Temperature-induced structural evolution of Sm nanoparticles on Al2O3 thin film: An in-situ investigation using SRPES, XPS and STM

Abstract

The structural evolution of Sm nanoclusters on ultrathin film of Al2O3 epitaxially grown on Ni3Al(111) substrate at elevated temperatures was investigated in-situ using synchrotron radiation photoemission spectroscopy (SRPES), X-ray photoelectron spectroscopy (XPS) and scanning tunneling microscopy (STM).
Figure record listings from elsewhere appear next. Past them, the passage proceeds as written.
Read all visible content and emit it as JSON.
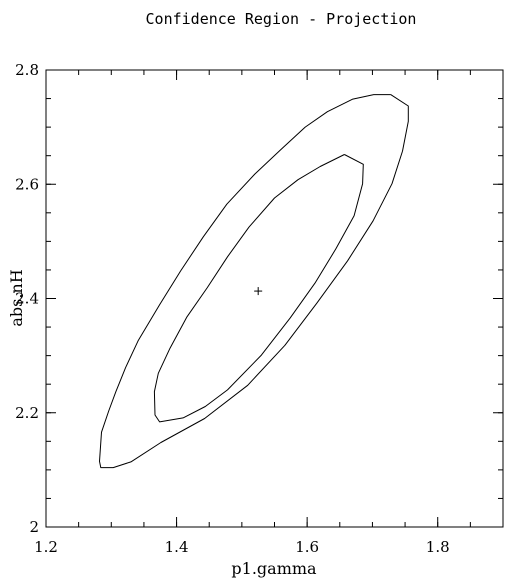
{
  "chart_data": {
    "type": "line",
    "title": "Confidence Region - Projection",
    "xlabel": "p1.gamma",
    "ylabel": "abs.nH",
    "xlim": [
      1.2,
      1.9
    ],
    "ylim": [
      2.0,
      2.8
    ],
    "x_ticks": [
      {
        "value": 1.2,
        "label": "1.2"
      },
      {
        "value": 1.4,
        "label": "1.4"
      },
      {
        "value": 1.6,
        "label": "1.6"
      },
      {
        "value": 1.8,
        "label": "1.8"
      }
    ],
    "y_ticks": [
      {
        "value": 2.0,
        "label": "2"
      },
      {
        "value": 2.2,
        "label": "2.2"
      },
      {
        "value": 2.4,
        "label": "2.4"
      },
      {
        "value": 2.6,
        "label": "2.6"
      },
      {
        "value": 2.8,
        "label": "2.8"
      }
    ],
    "minor_step_x": 0.05,
    "minor_step_y": 0.05,
    "grid": false,
    "best_fit": {
      "x": 1.525,
      "y": 2.413
    },
    "series": [
      {
        "contour": "inner",
        "points": [
          [
            1.657,
            2.652
          ],
          [
            1.686,
            2.635
          ],
          [
            1.685,
            2.601
          ],
          [
            1.672,
            2.545
          ],
          [
            1.644,
            2.487
          ],
          [
            1.612,
            2.427
          ],
          [
            1.574,
            2.366
          ],
          [
            1.53,
            2.301
          ],
          [
            1.478,
            2.24
          ],
          [
            1.444,
            2.211
          ],
          [
            1.41,
            2.191
          ],
          [
            1.374,
            2.184
          ],
          [
            1.367,
            2.196
          ],
          [
            1.366,
            2.237
          ],
          [
            1.372,
            2.269
          ],
          [
            1.39,
            2.313
          ],
          [
            1.416,
            2.368
          ],
          [
            1.447,
            2.419
          ],
          [
            1.478,
            2.473
          ],
          [
            1.511,
            2.525
          ],
          [
            1.55,
            2.576
          ],
          [
            1.586,
            2.608
          ],
          [
            1.62,
            2.631
          ],
          [
            1.657,
            2.652
          ]
        ]
      },
      {
        "contour": "outer",
        "points": [
          [
            1.728,
            2.757
          ],
          [
            1.755,
            2.737
          ],
          [
            1.755,
            2.71
          ],
          [
            1.746,
            2.658
          ],
          [
            1.73,
            2.601
          ],
          [
            1.701,
            2.536
          ],
          [
            1.662,
            2.466
          ],
          [
            1.615,
            2.392
          ],
          [
            1.566,
            2.318
          ],
          [
            1.509,
            2.248
          ],
          [
            1.443,
            2.19
          ],
          [
            1.376,
            2.148
          ],
          [
            1.33,
            2.114
          ],
          [
            1.303,
            2.104
          ],
          [
            1.284,
            2.104
          ],
          [
            1.282,
            2.115
          ],
          [
            1.285,
            2.166
          ],
          [
            1.296,
            2.203
          ],
          [
            1.307,
            2.237
          ],
          [
            1.322,
            2.279
          ],
          [
            1.341,
            2.326
          ],
          [
            1.374,
            2.389
          ],
          [
            1.406,
            2.448
          ],
          [
            1.441,
            2.508
          ],
          [
            1.477,
            2.565
          ],
          [
            1.52,
            2.618
          ],
          [
            1.559,
            2.66
          ],
          [
            1.597,
            2.7
          ],
          [
            1.631,
            2.727
          ],
          [
            1.67,
            2.749
          ],
          [
            1.702,
            2.757
          ],
          [
            1.728,
            2.757
          ]
        ]
      }
    ]
  }
}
The vapor-deposited metallic Sm onto the Al2O3 thin film at 300K is partially oxidized, leading to the appearance of both Sm2+ and Sm3+ states at low coverages, due to the charge transfer from Sm to oxide film. The complete oxidation of the Sm, i.e., all Sm2+ converted to Sm3+, occurs when the sample is annealed to 500K. Further annealing results in the diffusion of Sm into the Al2O3 lattice. At ∼900K, the formation of a SmAlO3 complex is observed. However, this complex starts to decompose and desorb from the surface at temperature higher than 1200K. Interestingly, it is found that Sm can promote the oxidation of Ni3Al substrate and thicken the alumina film when Sm is deposited at room temperature onto the Al2O3/Ni3Al(111) substrate followed by annealing in oxygen environment at ∼800K.